Journal is called as book of original entry. Journal is a detail record of business transactions that are made in a date. The word JOUR means a day, so it is a day book or daily book of accounting.

Journal entry has following structure −

  • A header line (journal entry number and entry date).
  • First column includes account number and account name (credited).
  • Second column to enter debited amount.
  • Third column to enter credited amount.
  • A footer line (brief description of entry).

Features of the journal are −

  • Book of primary entry.
  • Daily record book.
  • Chronological order.
  • Dual aspect of transactions.
  • Use of explanation.
  • Different columns.
  • Subsidiary book.

Rules in journal are as follows −

  • Debit the account when assets and expenses are increase.
  • Debit the account when liabilities and revenues decreases.
  • Credit the account when assets and expenses decreases.
  • Credit the account when liabilities and revenues increase.

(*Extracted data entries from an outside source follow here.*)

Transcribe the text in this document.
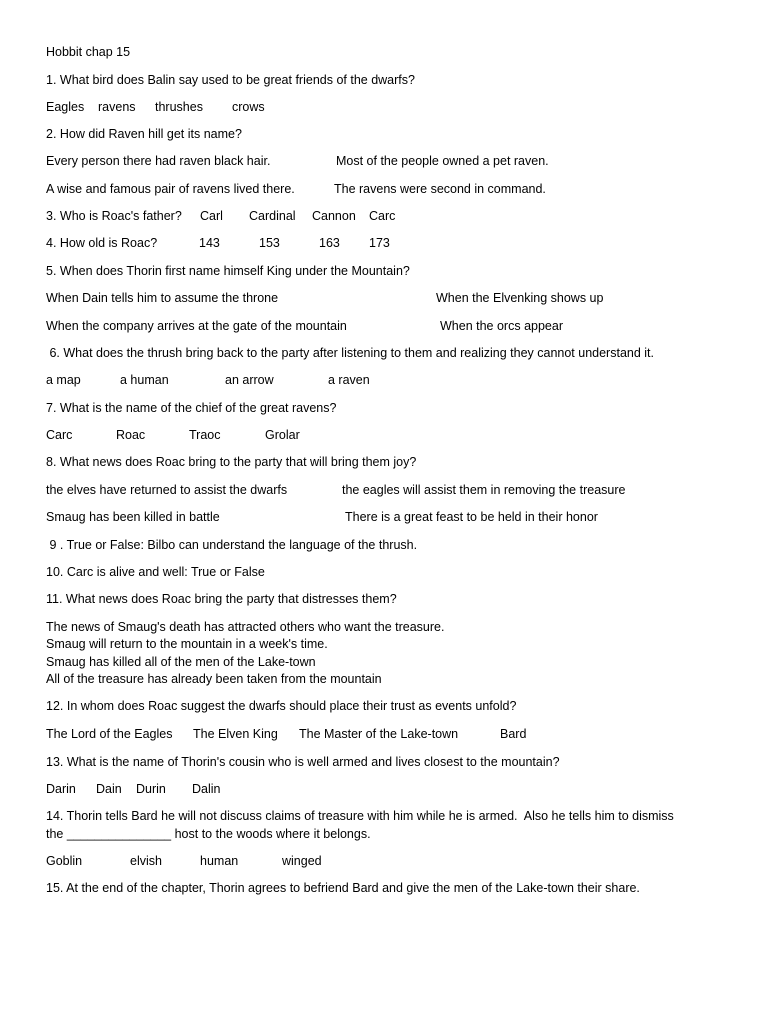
Hobbit chap 15
1. What bird does Balin say used to be great friends of the dwarfs?
Eagles ravens thrushes crows
2. How did Raven hill get its name?
Every person there had raven black hair.	Most of the people owned a pet raven.
A wise and famous pair of ravens lived there.	The ravens were second in command.
3. Who is Roac's father? Carl Cardinal Cannon Carc
4. How old is Roac?	143	153	163 173
5. When does Thorin first name himself King under the Mountain?
When Dain tells him to assume the throne	When the Elvenking shows up
When the company arrives at the gate of the mountain	When the orcs appear
6. What does the thrush bring back to the party after listening to them and realizing they cannot understand it.
a map	a human	an arrow	a raven
7. What is the name of the chief of the great ravens?
Carc	Roac	Traoc	Grolar
8. What news does Roac bring to the party that will bring them joy?
the elves have returned to assist the dwarfs	the eagles will assist them in removing the treasure
Smaug has been killed in battle	There is a great feast to be held in their honor
9 . True or False: Bilbo can understand the language of the thrush.
10. Carc is alive and well: True or False
11. What news does Roac bring the party that distresses them?
The news of Smaug's death has attracted others who want the treasure.
Smaug will return to the mountain in a week's time.
Smaug has killed all of the men of the Lake-town
All of the treasure has already been taken from the mountain
12. In whom does Roac suggest the dwarfs should place their trust as events unfold?
The Lord of the Eagles The Elven King The Master of the Lake-town	Bard
13. What is the name of Thorin's cousin who is well armed and lives closest to the mountain?
Darin Dain Durin Dalin
14. Thorin tells Bard he will not discuss claims of treasure with him while he is armed.  Also he tells him to dismiss
the _______________ host to the woods where it belongs.
Goblin	elvish	human	winged
15. At the end of the chapter, Thorin agrees to befriend Bard and give the men of the Lake-town their share.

Types of journal entries are as follows −

  • Adjust entry − Used in month end to alter financial statements with respect to accounting frame works (GAAP, IFRS)

  • Compound entry − Used to record multiple or complex transactions at once

  • Reversing entry − Used to reverse the entry as of the beginning of the following period.

Advantages of journal are −

  • Detail description of transaction.
  • Increases efficiency in accounting tasks.
  • Minimise errors.
  • Used as future reference.
  • Rectification of errors.
  • Subsidiary journals are maintained which makes handling easy.
  • Information can be known easily.